0

SBLineEntry is a proxy object in LLDB Python interface. SBLineEntry.GetColumn() returns point in a line, but I am not sure what it actually means.

In C++ side source, it resolves to LineEntry.column value, but it also lacks how it is measured in.

At first, I thought it as UTF-8 code unit offset. But it seems it isn't because when I measure it it looks like UTF-16 code unit offset. But I still couldn't find any definition for this value.

What is this value?

  • Raw byte offset in source code file?
  • UTF-8 code unit offset?
  • UTF-16 code unit offset?
  • Something else?
eonil
  • 83,476
  • 81
  • 317
  • 516
  • Just a note. There's a small discussion about this: https://zulip-archive.rust-lang.org/187780tcompilerwgllvm/51206DWARFdebuglinecolumnandutf8.html – eonil Dec 30 '19 at 06:53
  • Issue related to this discussion https://github.com/rust-lang/rust/issues/67360 – eonil Dec 30 '19 at 06:54

2 Answers2

1

That's a good question! If the debug information is DWARF (except for Windows systems, it is), lldb is providing the DNS_LNS_set_column data from the DWARF line table as the number returned by SBLineEntry::GetColumn(). The DWARF5 specification doesn't say what this integer is counting -- it says only,

The DW_LNS_set_column opcode takes a single unsigned LEB128 operand and stores it in the column register of the state machine.

You're probably seeing that clang puts the UTF-16 code unit offset in the DWARF, but the standard doesn't require that. This would be a reasonable clarification request to file with the DWARF standards committee, http://dwarfstd.org

Jason Molenda
  • 14,835
  • 1
  • 59
  • 61
  • So it's up to the compilers? In my case, I'm inspecting Rust programs, therefore UTF-8 was expected, but as it is using LLVM to emit debug info, it can be another encoding like UTF-16. This seems gonna need a new question. – eonil Dec 30 '19 at 06:37
  • It doesn't seem to be UTF-16. `rustc` is using "character count" (which is unclear to me) on this. https://github.com/rust-lang/rust/issues/67360 – eonil Dec 30 '19 at 06:56
  • I think the right place to fix this would be in the DWARF standard - right now there's no correct answer about how that value is counted.

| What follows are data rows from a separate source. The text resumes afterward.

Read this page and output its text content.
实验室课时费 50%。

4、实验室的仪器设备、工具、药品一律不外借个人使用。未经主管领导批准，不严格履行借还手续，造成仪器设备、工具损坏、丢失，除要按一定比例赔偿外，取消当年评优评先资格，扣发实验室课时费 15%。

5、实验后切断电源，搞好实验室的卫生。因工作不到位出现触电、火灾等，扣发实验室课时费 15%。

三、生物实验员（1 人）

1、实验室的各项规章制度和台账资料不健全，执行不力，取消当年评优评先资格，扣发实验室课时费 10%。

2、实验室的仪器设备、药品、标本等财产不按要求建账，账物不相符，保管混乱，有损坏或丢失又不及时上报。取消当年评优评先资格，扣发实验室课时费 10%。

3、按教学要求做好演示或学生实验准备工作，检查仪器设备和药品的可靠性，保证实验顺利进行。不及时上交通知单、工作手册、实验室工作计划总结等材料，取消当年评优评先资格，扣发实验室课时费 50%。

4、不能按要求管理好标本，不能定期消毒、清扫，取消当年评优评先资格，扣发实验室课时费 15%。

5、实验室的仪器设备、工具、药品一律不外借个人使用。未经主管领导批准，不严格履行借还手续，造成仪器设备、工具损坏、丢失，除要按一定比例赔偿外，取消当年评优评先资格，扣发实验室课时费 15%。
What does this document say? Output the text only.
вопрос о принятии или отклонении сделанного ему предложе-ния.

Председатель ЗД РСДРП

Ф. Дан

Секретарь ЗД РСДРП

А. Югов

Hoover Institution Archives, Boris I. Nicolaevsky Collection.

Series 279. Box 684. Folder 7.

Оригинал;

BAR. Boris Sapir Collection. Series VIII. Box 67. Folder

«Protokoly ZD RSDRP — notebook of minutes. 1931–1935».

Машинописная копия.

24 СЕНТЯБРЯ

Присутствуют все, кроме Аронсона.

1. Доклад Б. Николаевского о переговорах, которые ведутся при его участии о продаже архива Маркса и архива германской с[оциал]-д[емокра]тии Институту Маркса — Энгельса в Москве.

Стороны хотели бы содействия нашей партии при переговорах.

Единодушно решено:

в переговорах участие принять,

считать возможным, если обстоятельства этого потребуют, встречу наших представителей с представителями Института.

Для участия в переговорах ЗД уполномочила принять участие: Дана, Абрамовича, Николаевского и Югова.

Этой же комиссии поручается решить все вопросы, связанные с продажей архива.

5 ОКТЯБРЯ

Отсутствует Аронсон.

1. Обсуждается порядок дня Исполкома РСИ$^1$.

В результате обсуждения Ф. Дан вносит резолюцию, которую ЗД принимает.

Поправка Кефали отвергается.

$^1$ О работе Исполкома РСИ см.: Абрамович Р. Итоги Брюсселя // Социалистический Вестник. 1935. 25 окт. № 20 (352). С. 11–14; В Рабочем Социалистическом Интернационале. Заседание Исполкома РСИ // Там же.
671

You can't blame a producer (compiler) for putting whatever it puts there right now, and the consumer (debugger) is just relaying the value from the debug information. For this value to be usable, the UI needs to know what it is counting (as you've pointed out); I think the debug info standard is the right place to specify this. – Jason Molenda Dec 30 '19 at 20:45
0

For the case of Rust programs, I think it's Unicode Scalar value offset.

They are repeating the word "char", and in Rust, "char" means Unicode Scalar Value.

eonil
  • 83,476
  • 81
  • 317
  • 516